By analyzing the single-cell transcriptomes of neuroblastomas — pediatric tumors that form in developing nerve cells, particularly around the adrenal glands — a team led by investigators from the German Cancer Research Center has uncovered new details about the cancer's cellular origins. As described in Nature Genetics this week, the researchers used single-nucleus RNA sequencing to define the cell types in adrenal glands and their lineage trajectories during various stages of embryonic and fetal development, then compared their findings to neuroblastoma cell transcriptomes.

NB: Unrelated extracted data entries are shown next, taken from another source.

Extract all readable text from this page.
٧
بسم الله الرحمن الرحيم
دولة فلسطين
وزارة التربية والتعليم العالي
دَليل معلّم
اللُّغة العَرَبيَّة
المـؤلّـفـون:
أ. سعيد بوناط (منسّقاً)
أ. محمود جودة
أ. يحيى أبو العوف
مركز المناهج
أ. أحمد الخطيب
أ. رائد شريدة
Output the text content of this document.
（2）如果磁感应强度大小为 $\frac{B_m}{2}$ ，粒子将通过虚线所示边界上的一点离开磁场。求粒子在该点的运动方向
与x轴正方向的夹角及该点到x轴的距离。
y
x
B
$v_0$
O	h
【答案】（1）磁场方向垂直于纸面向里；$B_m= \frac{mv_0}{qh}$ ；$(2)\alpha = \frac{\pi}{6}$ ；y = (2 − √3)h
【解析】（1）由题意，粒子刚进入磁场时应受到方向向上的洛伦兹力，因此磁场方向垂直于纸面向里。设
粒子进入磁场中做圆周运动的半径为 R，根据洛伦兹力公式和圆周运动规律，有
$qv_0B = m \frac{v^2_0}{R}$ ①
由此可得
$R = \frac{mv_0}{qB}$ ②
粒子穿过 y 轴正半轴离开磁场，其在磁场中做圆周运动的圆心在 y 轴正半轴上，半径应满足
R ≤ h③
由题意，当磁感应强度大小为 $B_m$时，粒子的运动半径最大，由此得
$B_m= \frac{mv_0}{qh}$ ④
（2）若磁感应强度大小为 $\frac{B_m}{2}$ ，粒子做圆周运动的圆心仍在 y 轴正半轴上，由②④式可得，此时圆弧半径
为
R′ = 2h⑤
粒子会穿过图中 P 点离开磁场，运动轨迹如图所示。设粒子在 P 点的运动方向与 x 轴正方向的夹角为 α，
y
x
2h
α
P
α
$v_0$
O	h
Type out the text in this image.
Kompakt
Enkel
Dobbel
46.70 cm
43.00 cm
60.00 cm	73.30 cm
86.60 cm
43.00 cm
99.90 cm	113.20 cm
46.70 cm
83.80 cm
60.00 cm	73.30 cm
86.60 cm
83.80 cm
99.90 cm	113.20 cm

Among their findings is a transcriptional resemblance between neuroblastomas and normal fetal adrenal neuroblasts, with the differentiation state of neuroblastomas along the normal neuroblast differentiation trajectory associating with cancer prognosis.
A new computational tool for integrating multiple single-cell RNA sequencing datasets is presented in Nature Biotechnology. Developed by a team from the Albert Einstein College of Medicine, the algorithm — called Reference Principal Component Integration, or RPCI — uses the gene eigenvectors from a reference dataset to establish a global frame for integration. The scientists demonstrate RPCI with bother simulated and real-life datasets to show that it outperforms other methods "with clear advantages in preserving genuine cross-sample gene expression differences in matching cell types, such as those present in cells at distinct developmental stages or in perturbated versus control studies."